Q. The cricket says, “Oh! What will become of me?” When does he say it, and why?
Ans. The cricket speaks these words when in his home he finds no food to eat in winter.
Q. Find in the poem the lines that mean the same as “Neither a borrower nor a lender be” (Shakespeare).
Ans. The line is: But we ants never borrow; we ants never lend.
Q. What is your opinion of the ant’s principles?
Ans. The ant’s principle is not bad. It teaches a lesson to everybody to plan for the rainy day.
Q. The ant tells the cricket to “dance the winter away.” Do you think the word ‘dance’ is appropriate here? If so, why?
Ans. The word ‘dance’ here means ‘merry making and wasting time.’ It is appropriate here. The irresponsible cricket does not deserve any sympathy.
Q. Which lines in the poem express the poet’s comment? Read them aloud.
Ans. The poet’s comment is expressed in the last two lines. “Folks call this a fable, I’ll warrant it true.”

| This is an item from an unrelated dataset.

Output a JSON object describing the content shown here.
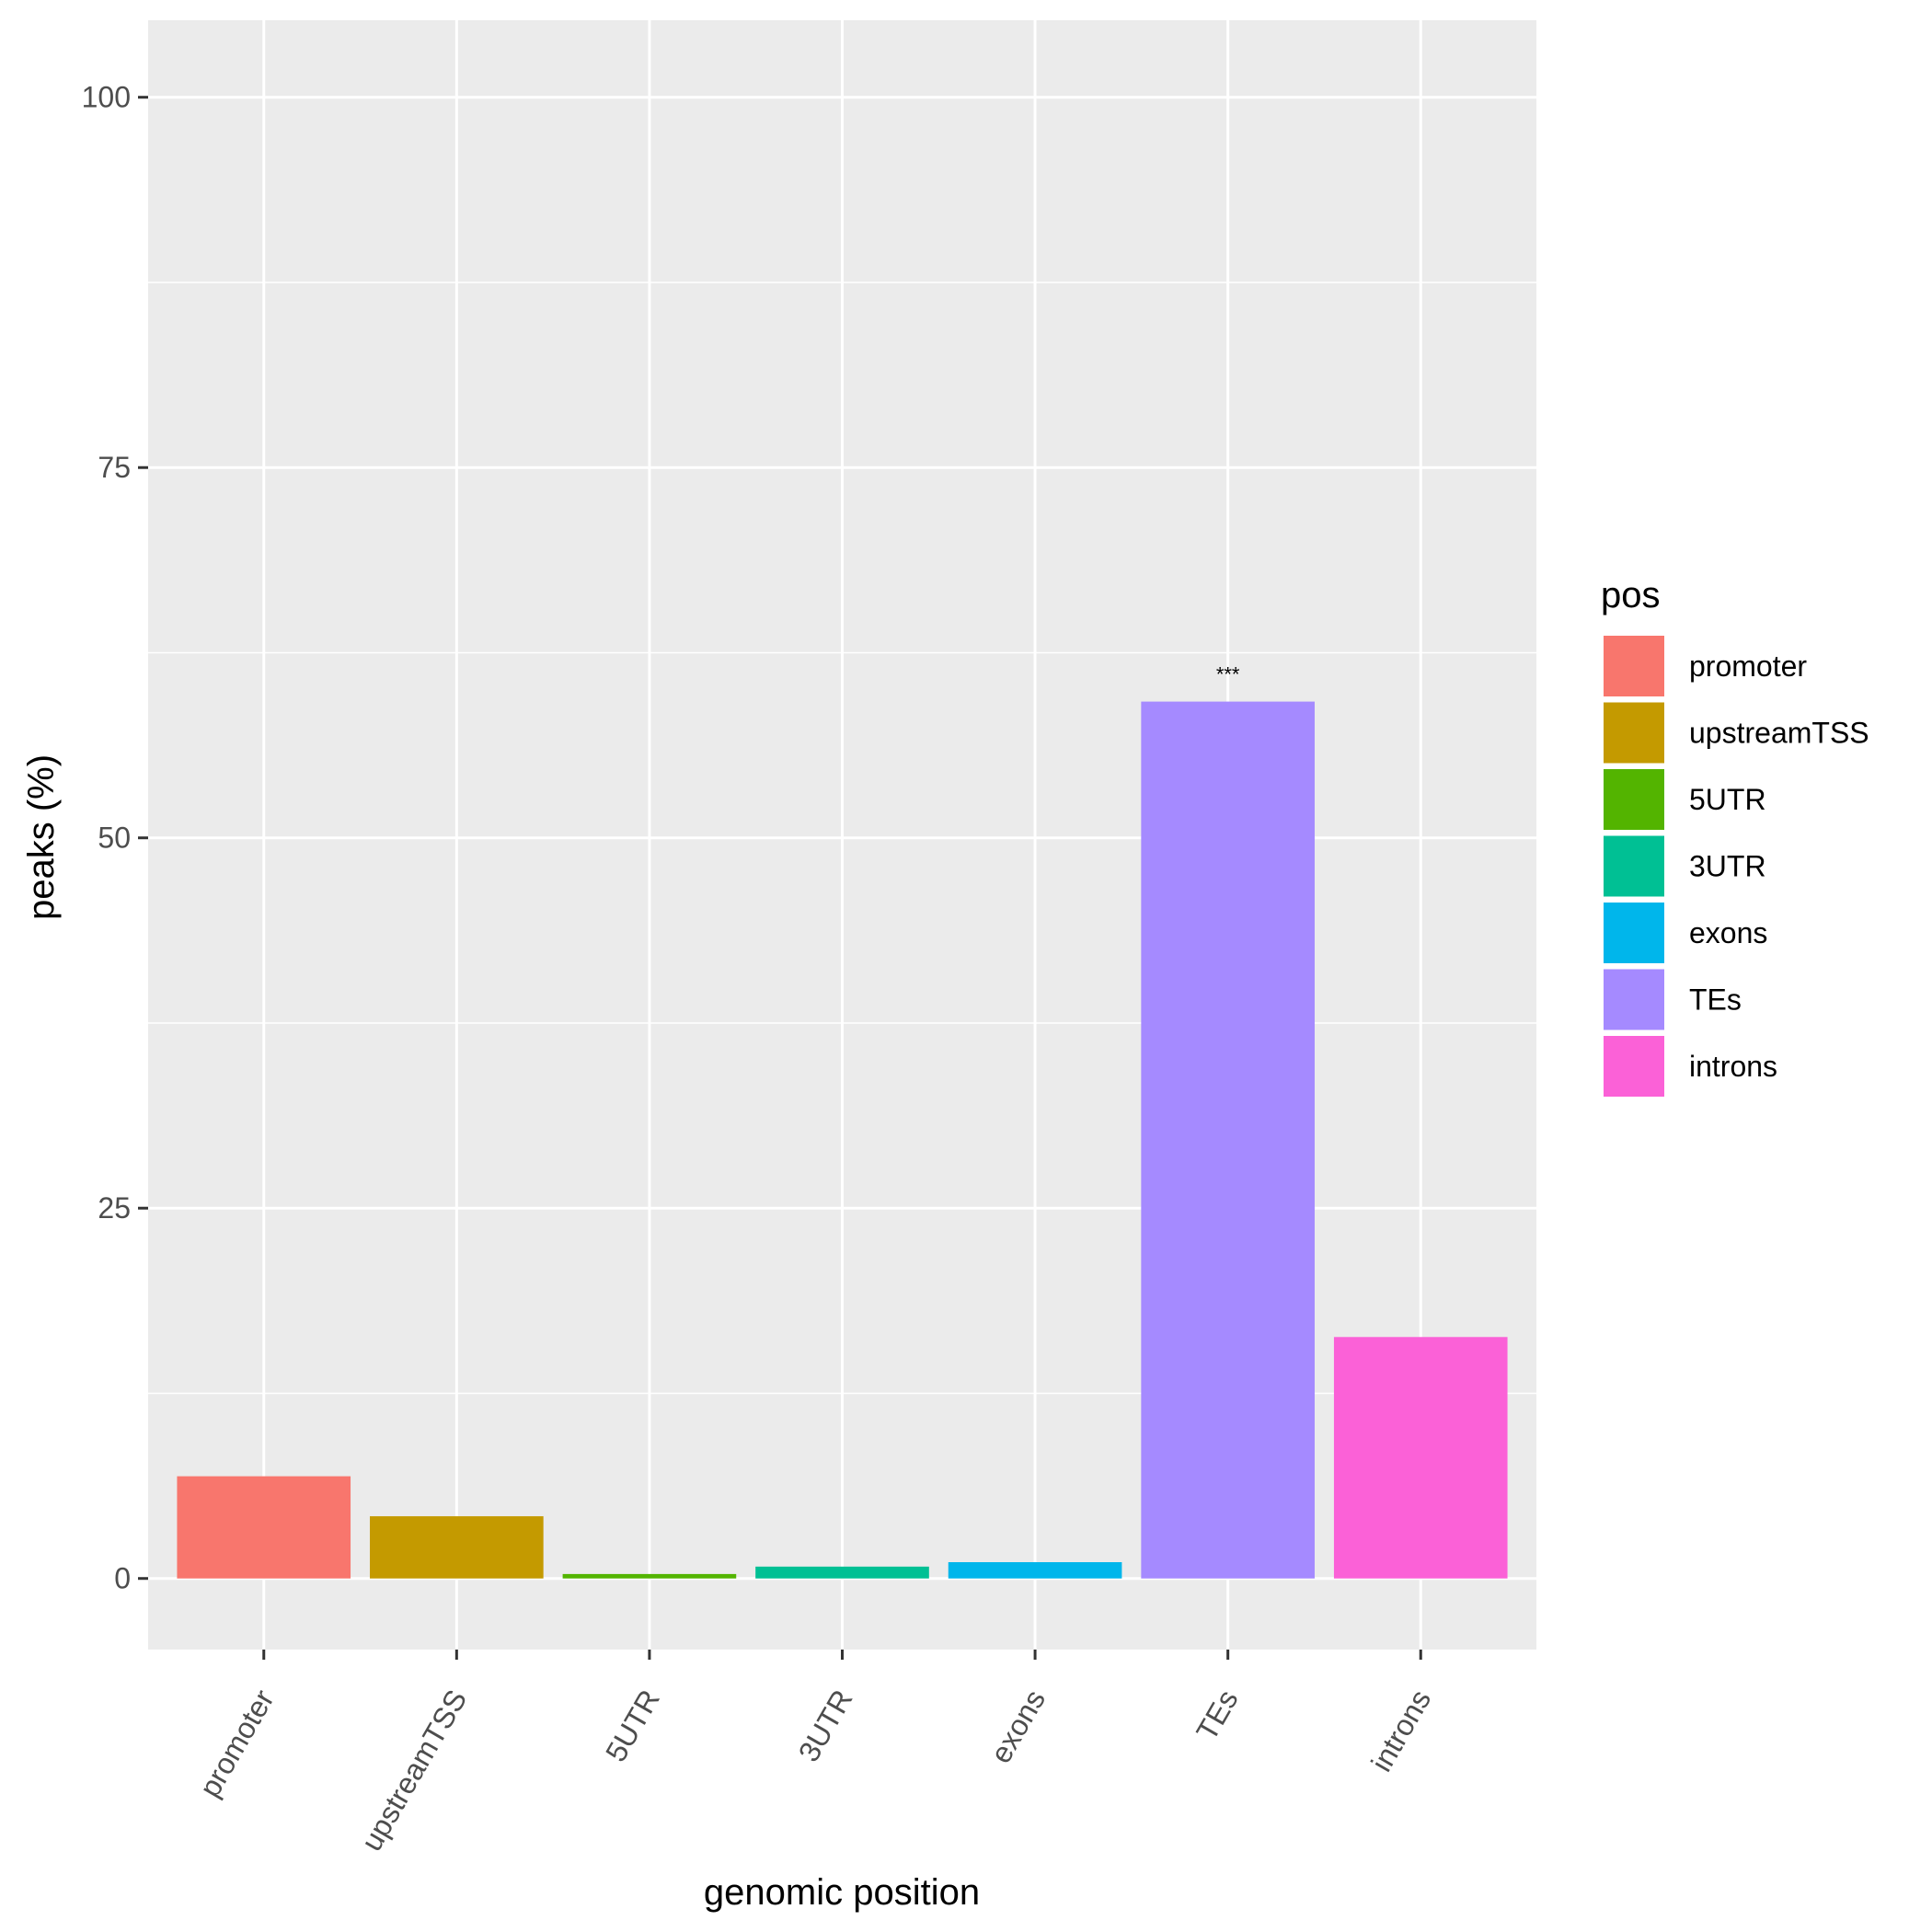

Q. Write the comment in your own words.
Ans. People say that this story of the cricket and the ant is imaginary or a fable with a moral. But I think that the story is true and educative. Some people live only in the present. They spend what they earn, and make merry. But they regret this habit later on.
Q. If you know a fable in your own language narrate it to your classmates.